Fast forward ten years to 6 April 2026, the start of the next tax year:

  • The new State pension (from age 66 for all) will be rising to £241.30 a week (£12,547.60 a year) and the income tax personal allowance will be £12,570, the same level it has been since April 2021.
  • If you are then about to reach your SPA (66 for all), you would find just £22.40 separated your new State pension from the personal allowance.
  • If you have any private pension income, or more State pension than the basic amount, you would likely be a taxpayer.

Thanks to the last Budget, the personal allowance will now remain at £12,570 until at least April 2031. Even if the new State pension only increases at its minimum triple lock rate of 2.5%, it will be £292 above the personal allowance in April 2027. Each year thereafter until 2031, the new State pension will pull further away from the personal allowance.

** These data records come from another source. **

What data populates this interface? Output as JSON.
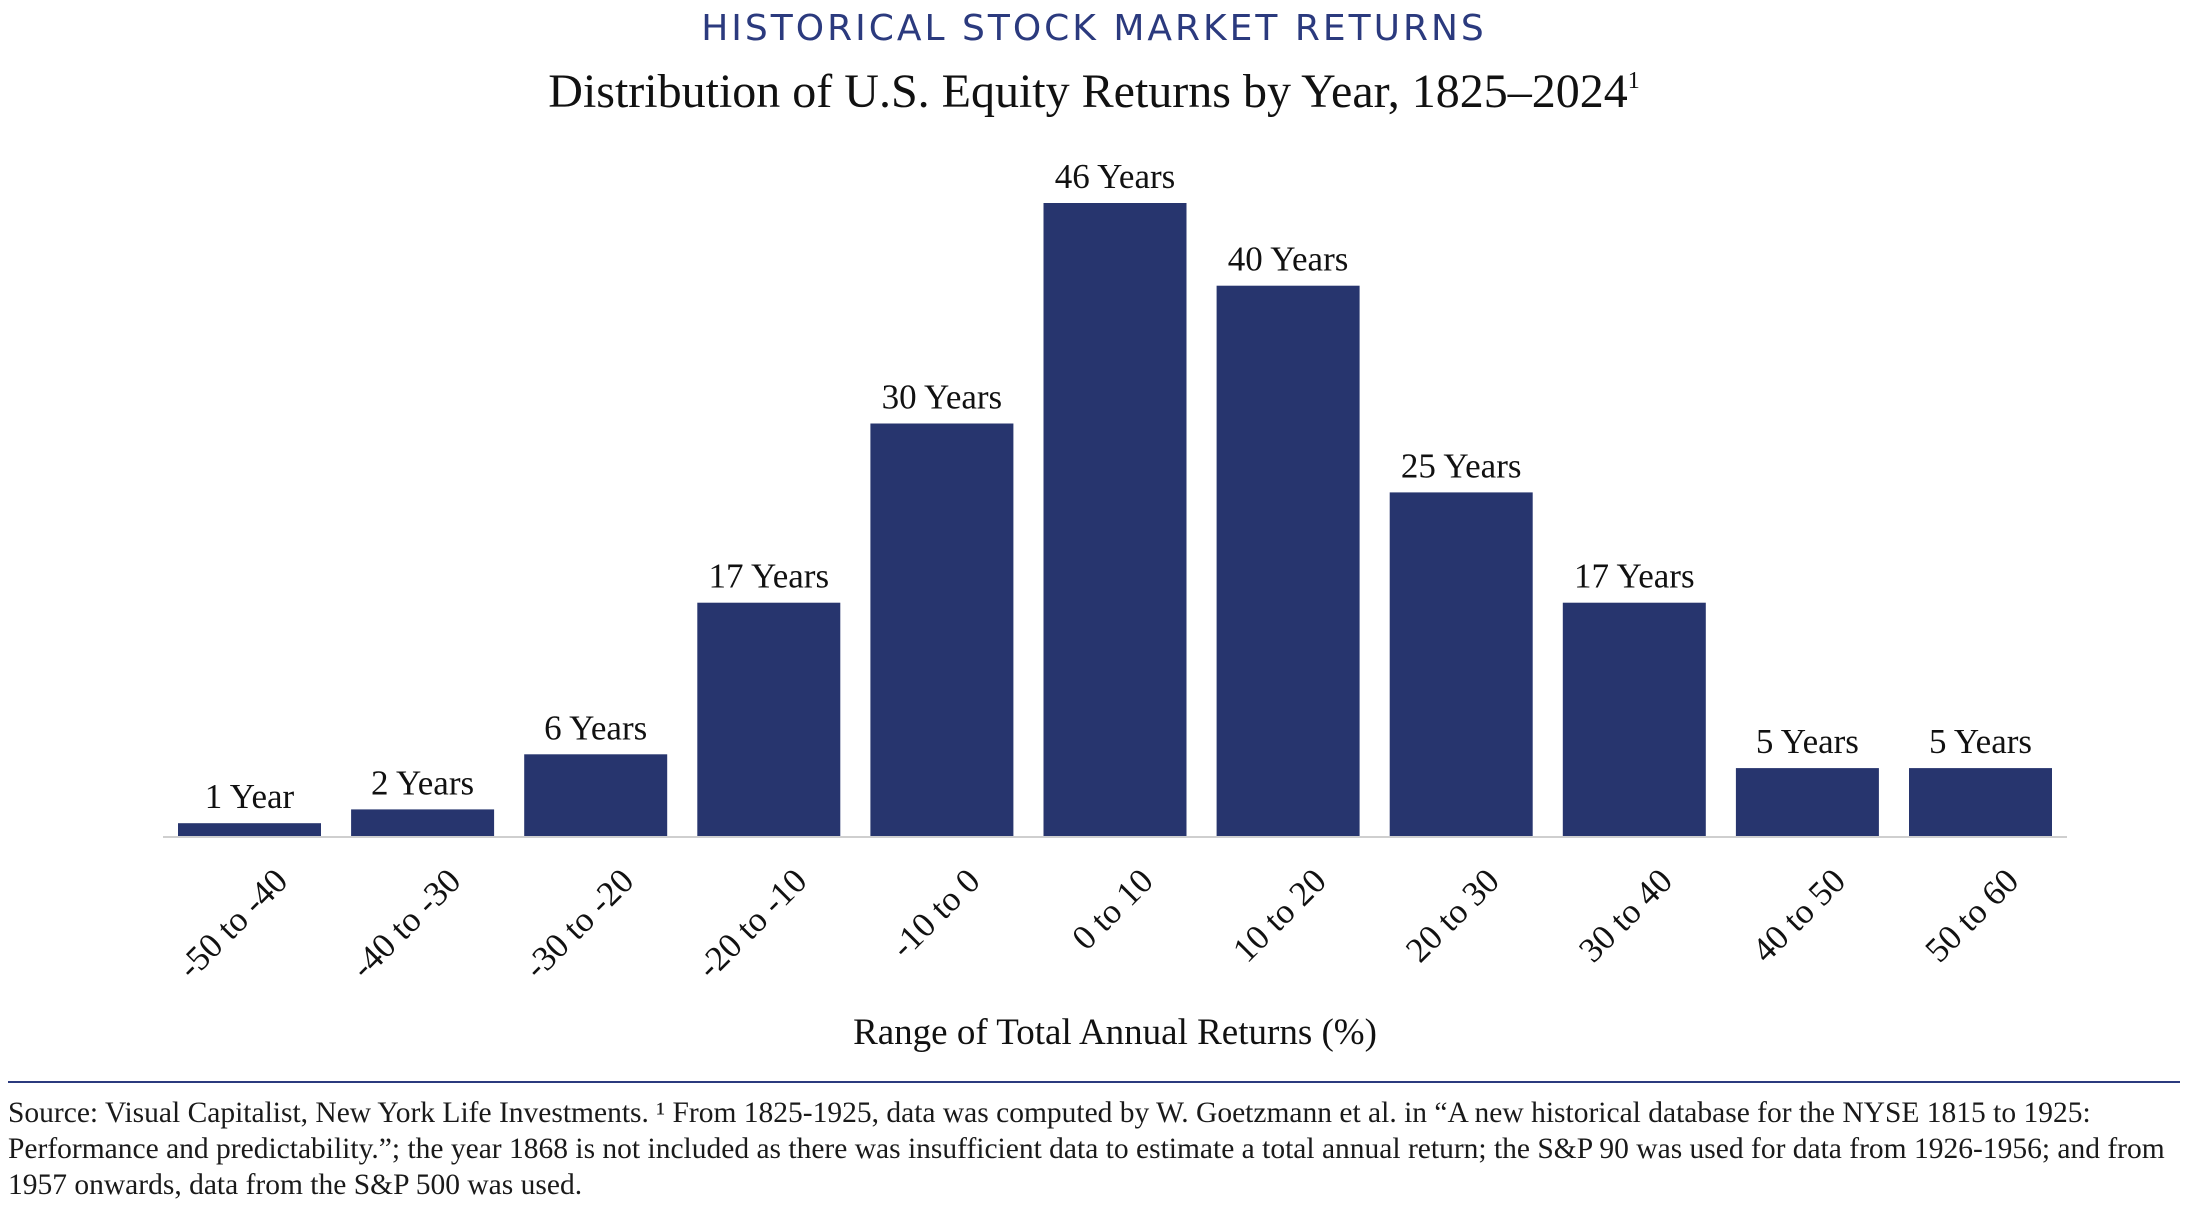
{
  "header": {
    "kicker": "HISTORICAL STOCK MARKET RETURNS",
    "title": "Distribution of U.S. Equity Returns by Year, 1825–2024",
    "title_footnote_marker": "1"
  },
  "chart_data": {
    "type": "bar",
    "categories": [
      "-50 to -40",
      "-40 to -30",
      "-30 to -20",
      "-20 to -10",
      "-10 to 0",
      "0 to 10",
      "10 to 20",
      "20 to 30",
      "30 to 40",
      "40 to 50",
      "50 to 60"
    ],
    "values": [
      1,
      2,
      6,
      17,
      30,
      46,
      40,
      25,
      17,
      5,
      5
    ],
    "data_labels": [
      "1 Year",
      "2 Years",
      "6 Years",
      "17 Years",
      "30 Years",
      "46 Years",
      "40 Years",
      "25 Years",
      "17 Years",
      "5 Years",
      "5 Years"
    ],
    "xlabel": "Range of Total Annual Returns (%)",
    "ylabel": "",
    "ylim": [
      0,
      46
    ],
    "grid": false,
    "legend": "none",
    "bar_color": "#27356e",
    "axis_color": "#cfcfcf"
  },
  "footnote": "Source: Visual Capitalist, New York Life Investments. ¹  From 1825-1925, data was computed by W. Goetzmann et al. in “A new historical database for the NYSE 1815 to 1925: Performance and predictability.”; the year 1868 is not included as there was insufficient data to estimate a total annual return; the S&P 90 was used for data from 1926-1956; and from 1957 onwards, data from the S&P 500 was used.",
  "colors": {
    "accent": "#2b3a7e",
    "bar": "#27356e"
  }
}
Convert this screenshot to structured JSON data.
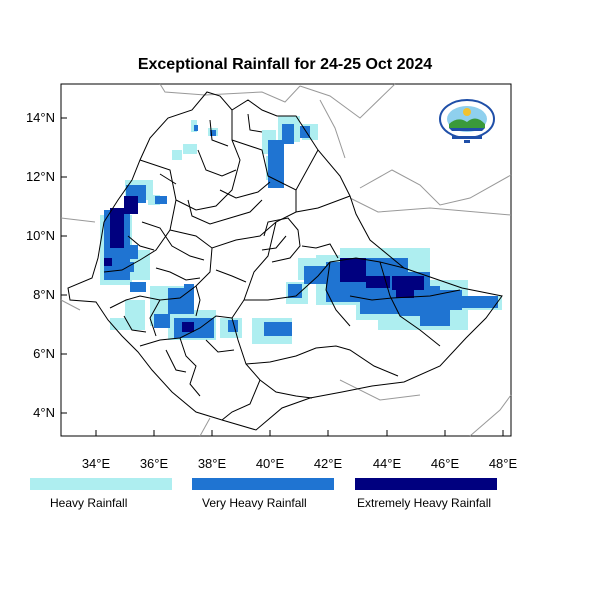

Until the Budget, the implication was that from April 2027, a pensioner who receives only the State pension would become a taxpayer, forcing HMRC to issue a Simple Assessment to collect a minimal amount of tax (about £58 in 2027/28). The Budget proposed a fudged solution that would remove such pensioners from Simple Assessment, provided they had no State pension increments or other income. On the face of it, in 2027/28, two pensioners could have the same total pension income, but one will escape tax if the income is all basic State pension, while the other, with a smaller State pension and a counterbalancing private pension, will be a taxpayer.

The same sort of frozen tax trip-wire means you might be dragged into higher rate tax (starting threshold £50,270 outside Scotland) in the coming years. Time to review your income tax planning again.

Tax treatment varies according to individual circumstances and is subject to change.

The Financial Conduct Authority does not regulate tax advice.